Doran's mouth curled faintly, not quite a smile. "So I've seen. One of Beric's men was Dornish. He sent the head to me said a Targaryen king had done what Dorne could not. His skull now hangs of tallest tower of Sunspear."

Oberyn turned sharply to his brother. "You knew of him," he hissed, "and told me nothing?"

"And what would you have done, brother?" Doran asked, calm again. "Charged at him, spear first? Dorne does not kill a man for being born."

Oberyn's breath caught. For once, he had no reply.

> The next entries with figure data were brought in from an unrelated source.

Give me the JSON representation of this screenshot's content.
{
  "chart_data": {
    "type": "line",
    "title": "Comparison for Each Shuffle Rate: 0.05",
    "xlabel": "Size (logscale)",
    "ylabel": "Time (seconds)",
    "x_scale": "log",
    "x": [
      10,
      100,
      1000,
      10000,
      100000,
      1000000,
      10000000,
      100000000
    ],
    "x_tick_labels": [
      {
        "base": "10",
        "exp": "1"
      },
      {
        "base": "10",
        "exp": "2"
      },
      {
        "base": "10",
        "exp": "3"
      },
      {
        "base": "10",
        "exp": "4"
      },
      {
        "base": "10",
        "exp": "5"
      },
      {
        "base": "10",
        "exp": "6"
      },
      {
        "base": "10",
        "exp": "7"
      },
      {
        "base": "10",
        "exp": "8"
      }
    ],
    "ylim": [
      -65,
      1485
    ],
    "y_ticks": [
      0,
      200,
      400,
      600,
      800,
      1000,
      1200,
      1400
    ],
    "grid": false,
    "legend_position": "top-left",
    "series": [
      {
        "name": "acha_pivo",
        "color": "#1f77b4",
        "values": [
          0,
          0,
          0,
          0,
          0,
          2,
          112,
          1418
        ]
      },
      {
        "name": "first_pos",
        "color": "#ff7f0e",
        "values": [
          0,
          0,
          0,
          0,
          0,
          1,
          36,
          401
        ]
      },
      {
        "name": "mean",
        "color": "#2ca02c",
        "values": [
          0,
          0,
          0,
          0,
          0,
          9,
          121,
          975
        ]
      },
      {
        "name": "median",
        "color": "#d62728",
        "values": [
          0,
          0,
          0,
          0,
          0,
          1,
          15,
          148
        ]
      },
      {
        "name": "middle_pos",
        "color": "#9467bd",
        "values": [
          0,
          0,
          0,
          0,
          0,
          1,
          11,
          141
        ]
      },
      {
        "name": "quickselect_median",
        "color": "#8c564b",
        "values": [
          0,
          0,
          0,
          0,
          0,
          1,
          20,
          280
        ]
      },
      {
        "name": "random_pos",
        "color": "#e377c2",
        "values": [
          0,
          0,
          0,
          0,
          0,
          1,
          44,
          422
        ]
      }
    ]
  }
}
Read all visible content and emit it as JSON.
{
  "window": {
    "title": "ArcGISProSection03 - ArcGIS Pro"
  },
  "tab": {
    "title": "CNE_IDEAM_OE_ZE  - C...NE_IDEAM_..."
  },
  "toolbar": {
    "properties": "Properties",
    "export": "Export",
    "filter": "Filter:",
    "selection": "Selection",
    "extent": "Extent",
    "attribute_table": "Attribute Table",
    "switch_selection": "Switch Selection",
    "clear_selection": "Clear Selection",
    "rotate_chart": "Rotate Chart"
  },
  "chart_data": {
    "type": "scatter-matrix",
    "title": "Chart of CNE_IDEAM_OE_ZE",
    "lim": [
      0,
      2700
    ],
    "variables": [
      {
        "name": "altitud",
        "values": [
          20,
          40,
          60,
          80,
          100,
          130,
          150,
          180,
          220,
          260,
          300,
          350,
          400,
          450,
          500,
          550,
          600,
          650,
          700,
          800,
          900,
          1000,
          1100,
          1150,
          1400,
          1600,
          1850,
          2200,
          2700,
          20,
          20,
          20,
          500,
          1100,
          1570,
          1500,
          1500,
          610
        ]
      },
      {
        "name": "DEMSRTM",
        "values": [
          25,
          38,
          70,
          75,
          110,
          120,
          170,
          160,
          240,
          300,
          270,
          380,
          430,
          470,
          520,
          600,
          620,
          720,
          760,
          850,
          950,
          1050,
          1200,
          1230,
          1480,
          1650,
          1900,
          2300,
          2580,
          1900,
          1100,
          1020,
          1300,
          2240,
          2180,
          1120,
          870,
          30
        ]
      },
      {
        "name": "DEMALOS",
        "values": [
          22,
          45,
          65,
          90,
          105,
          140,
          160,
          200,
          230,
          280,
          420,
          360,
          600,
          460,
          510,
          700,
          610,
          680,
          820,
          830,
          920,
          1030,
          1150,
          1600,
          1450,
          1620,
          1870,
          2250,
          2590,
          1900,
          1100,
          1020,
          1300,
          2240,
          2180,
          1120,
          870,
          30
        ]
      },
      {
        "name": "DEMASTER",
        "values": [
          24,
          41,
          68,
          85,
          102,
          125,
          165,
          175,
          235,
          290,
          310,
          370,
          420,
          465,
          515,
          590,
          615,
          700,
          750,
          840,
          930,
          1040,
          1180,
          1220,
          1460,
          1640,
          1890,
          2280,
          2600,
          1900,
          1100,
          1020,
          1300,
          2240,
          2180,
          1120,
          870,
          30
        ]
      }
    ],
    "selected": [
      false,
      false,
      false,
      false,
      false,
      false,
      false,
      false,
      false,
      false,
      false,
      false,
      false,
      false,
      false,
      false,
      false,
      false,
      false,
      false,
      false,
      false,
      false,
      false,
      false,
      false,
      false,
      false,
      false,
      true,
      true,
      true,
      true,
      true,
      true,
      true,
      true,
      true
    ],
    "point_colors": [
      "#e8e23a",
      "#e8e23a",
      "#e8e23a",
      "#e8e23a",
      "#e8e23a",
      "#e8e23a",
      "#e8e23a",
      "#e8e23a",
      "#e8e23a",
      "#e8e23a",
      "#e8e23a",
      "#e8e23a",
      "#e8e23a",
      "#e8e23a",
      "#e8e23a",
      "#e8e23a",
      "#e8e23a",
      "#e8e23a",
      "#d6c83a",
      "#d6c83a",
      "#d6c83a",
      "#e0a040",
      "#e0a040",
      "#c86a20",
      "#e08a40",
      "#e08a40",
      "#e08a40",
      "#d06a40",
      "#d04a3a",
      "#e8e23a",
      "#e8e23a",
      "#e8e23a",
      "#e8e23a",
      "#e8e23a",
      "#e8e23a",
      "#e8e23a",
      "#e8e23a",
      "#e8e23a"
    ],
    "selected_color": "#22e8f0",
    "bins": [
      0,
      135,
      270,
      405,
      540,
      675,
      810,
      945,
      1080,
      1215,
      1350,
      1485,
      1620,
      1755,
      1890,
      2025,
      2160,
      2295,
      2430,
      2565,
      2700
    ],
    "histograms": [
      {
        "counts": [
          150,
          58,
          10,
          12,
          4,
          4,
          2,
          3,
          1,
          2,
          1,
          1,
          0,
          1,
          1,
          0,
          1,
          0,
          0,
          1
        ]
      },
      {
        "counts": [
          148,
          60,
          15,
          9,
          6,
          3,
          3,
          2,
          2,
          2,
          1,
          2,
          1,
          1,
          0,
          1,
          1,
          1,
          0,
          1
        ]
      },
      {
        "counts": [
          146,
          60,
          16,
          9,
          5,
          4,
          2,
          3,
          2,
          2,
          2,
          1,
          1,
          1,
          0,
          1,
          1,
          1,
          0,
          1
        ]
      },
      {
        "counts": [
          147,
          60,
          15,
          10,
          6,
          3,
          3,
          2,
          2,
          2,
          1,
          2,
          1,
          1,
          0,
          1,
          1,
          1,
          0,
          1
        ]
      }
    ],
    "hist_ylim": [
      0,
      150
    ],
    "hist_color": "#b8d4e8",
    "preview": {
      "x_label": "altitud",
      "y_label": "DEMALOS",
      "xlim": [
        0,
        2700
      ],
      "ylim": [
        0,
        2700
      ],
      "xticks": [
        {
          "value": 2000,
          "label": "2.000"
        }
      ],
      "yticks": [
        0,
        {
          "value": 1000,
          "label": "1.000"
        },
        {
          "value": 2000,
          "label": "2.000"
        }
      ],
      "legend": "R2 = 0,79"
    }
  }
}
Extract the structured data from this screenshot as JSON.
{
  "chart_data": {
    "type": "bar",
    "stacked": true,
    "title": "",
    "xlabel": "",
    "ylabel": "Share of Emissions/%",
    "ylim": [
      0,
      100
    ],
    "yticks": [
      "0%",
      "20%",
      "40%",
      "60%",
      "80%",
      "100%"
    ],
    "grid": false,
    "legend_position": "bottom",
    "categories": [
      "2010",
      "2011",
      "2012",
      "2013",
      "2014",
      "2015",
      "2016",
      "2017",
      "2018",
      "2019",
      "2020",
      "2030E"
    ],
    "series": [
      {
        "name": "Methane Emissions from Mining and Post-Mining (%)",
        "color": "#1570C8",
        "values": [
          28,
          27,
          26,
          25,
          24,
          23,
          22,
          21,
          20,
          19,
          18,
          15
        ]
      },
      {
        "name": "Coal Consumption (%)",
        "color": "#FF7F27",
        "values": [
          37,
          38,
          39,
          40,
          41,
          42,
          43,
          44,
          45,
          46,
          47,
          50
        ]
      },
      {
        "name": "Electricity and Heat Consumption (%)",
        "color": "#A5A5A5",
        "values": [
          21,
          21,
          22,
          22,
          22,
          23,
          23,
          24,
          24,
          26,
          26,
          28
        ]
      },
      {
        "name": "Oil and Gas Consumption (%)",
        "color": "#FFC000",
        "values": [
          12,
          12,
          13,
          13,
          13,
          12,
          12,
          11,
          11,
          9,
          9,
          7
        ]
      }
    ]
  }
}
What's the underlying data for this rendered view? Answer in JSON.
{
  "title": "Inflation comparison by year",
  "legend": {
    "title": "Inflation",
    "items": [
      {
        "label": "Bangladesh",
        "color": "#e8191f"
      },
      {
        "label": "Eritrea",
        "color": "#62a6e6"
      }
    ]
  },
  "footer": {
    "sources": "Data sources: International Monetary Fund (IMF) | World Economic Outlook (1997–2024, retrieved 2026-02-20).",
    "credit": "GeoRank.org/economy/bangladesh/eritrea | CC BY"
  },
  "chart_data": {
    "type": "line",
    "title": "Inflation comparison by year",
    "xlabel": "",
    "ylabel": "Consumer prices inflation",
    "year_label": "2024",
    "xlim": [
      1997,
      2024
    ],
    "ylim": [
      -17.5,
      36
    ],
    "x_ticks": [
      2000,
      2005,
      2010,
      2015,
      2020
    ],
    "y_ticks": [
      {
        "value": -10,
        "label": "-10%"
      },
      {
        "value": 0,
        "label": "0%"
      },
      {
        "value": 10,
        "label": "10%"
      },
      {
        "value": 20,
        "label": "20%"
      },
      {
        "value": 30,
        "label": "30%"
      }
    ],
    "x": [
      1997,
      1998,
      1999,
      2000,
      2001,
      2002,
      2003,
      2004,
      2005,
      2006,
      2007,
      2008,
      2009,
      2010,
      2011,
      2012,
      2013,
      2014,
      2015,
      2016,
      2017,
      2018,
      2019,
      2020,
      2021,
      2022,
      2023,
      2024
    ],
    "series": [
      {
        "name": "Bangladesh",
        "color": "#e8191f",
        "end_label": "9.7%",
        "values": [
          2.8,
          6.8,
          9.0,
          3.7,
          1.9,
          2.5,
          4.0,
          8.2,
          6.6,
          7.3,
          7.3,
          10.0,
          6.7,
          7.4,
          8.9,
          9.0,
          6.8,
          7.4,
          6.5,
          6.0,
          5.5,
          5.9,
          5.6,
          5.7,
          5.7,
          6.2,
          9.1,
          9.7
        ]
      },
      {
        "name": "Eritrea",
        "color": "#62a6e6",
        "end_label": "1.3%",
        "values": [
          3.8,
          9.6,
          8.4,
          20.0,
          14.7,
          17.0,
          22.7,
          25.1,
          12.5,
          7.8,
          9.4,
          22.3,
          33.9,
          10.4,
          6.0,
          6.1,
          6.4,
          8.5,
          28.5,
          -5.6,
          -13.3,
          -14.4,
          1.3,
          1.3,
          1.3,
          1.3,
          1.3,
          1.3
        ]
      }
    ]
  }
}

Doran shifted his gaze back to Aemon, eyes deep with something between respect and sorrow. "Tell me Your Grace, would fealty from a chair suffice?"

On Dragonstone

Monford Velaryon sat among a restless court lords of the Narrow Sea, of Crackclaw Point, of Duskendale many pacing and muttering in the hall. Lord Adrian Celtigar's voice rose above the rest. "The King should not have gone alone! The Lannisters—"

"—are fools enough, if they dare to touch him," came a deep voice. Thoros of Myr leaned back in his chair, red robes shining in the light. "I've seen him slew the Mountain. It would take men like Ser Barristan himself to best him. Rejoice in casualty he must have caused them, do not for him."

A contemplating silence followed, uneasy but with less worry then before.

Then the doors burst open. Aurane Waters strode in, with gait no bastard of Westeros can muster, a man beside him whom everyone recognized. They all stood up seeing the man that every boy dreams to become. Ser Barristan Selmy eyes swept the room once, searching for one. When he did not find what he sought, his voice rang clear.

"Where is the King?"

None had time to answer when an early teen boy, Jojen Reed, quiet as ever, lifted his head from the table and answered the Bold, "He is here."